Step 5: Splitting the data into training & testing setsThe famous rule of splitting the data is 80–20 percent training & testing sets respectively.
Sometimes, that 20% for the test set should be engineered in a way that they’re not just randomly cut out of the dataset.
As an example, you’re working in your travel agency and they want you to create a program to detect whether a person will book a ticket this year or not.
So you go on with your data collecting of all travelers since the agency ever started, processing your data.
It’s time to split your dataset now.
You get the feeling that you want to cut the test set in a way that it spans all years.
Is that really smart though?.If you want to predict whether a person will travel or not in 2019 why care whether he(or similar people) traveled in 2008?.A lot of global changes had happened since then.
Maybe the country they’re from is having problems with your country, maybe it’s not going so well in his country.
In this case, a smart thing is to engineer the test set for it to be in most recent years only.
Your training set may contain all data from across the years, cause the happier the merrier.
But it’s a wise idea to give weights according to the year.

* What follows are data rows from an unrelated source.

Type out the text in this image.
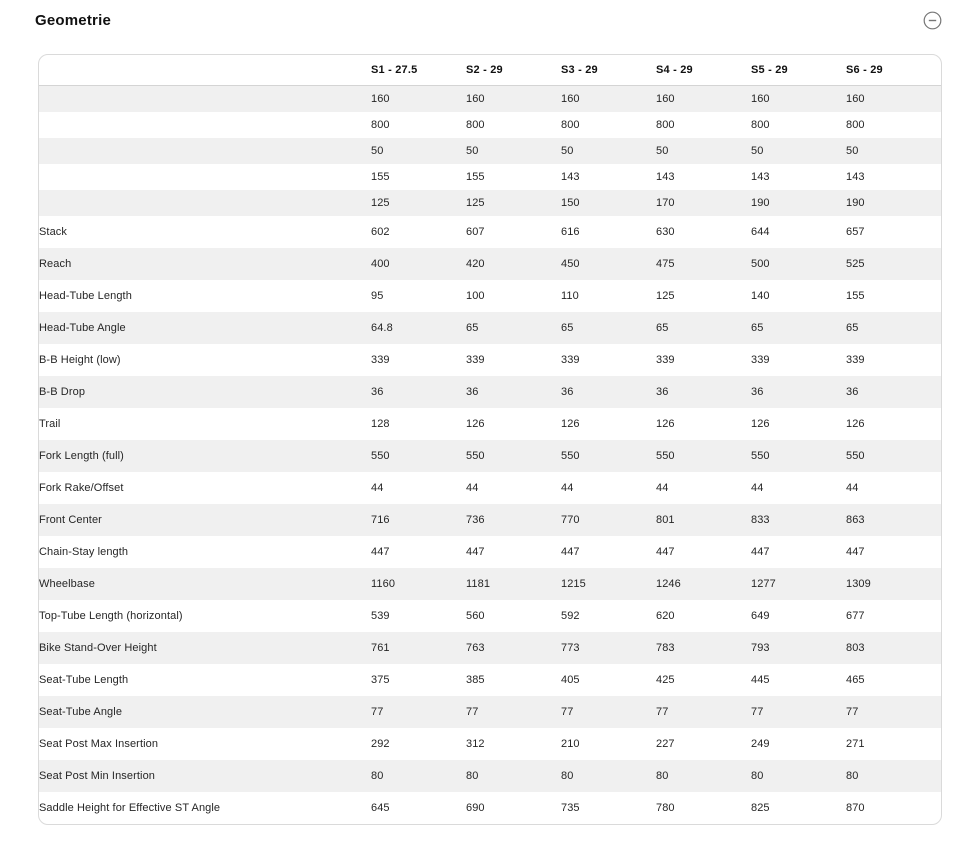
Geometrie
	S1 - 27.5	S2 - 29	S3 - 29	S4 - 29	S5 - 29	S6 - 29
	160	160	160	160	160	160
	800	800	800	800	800	800
	50	50	50	50	50	50
	155	155	143	143	143	143
	125	125	150	170	190	190
Stack	602	607	616	630	644	657
Reach	400	420	450	475	500	525
Head-Tube Length	95	100	110	125	140	155
Head-Tube Angle	64.8	65	65	65	65	65
B-B Height (low)	339	339	339	339	339	339
B-B Drop	36	36	36	36	36	36
Trail	128	126	126	126	126	126
Fork Length (full)	550	550	550	550	550	550
Fork Rake/Offset	44	44	44	44	44	44
Front Center	716	736	770	801	833	863
Chain-Stay length	447	447	447	447	447	447
Wheelbase	1160	1181	1215	1246	1277	1309
Top-Tube Length (horizontal)	539	560	592	620	649	677
Bike Stand-Over Height	761	763	773	783	793	803
Seat-Tube Length	375	385	405	425	445	465
Seat-Tube Angle	77	77	77	77	77	77
Seat Post Max Insertion	292	312	210	227	249	271
Seat Post Min Insertion	80	80	80	80	80	80
Saddle Height for Effective ST Angle	645	690	735	780	825	870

A client record from 2008 should have a lighter weight than a record from 2018.
In most cases, engineering the test set so that it spans many years is a good piece of advice though.
But not in all cases.
Cross Validation is an important procedure used to estimate the skill of the model on new data.
Example: K-fold, in which you divide your training set into K groups.
For each group, you hold this group as a mini-test set, you train and fit your model on the other groups and evaluate your model on this mini-test set, retain the evaluation score and discard the model, then move on to the next group.
Bottom line is, In order to get most out of your data, you have to look further into it & into the business as a whole.
Not just applying techniques & strategies you learned rather than whether these strategies go well with your case or not.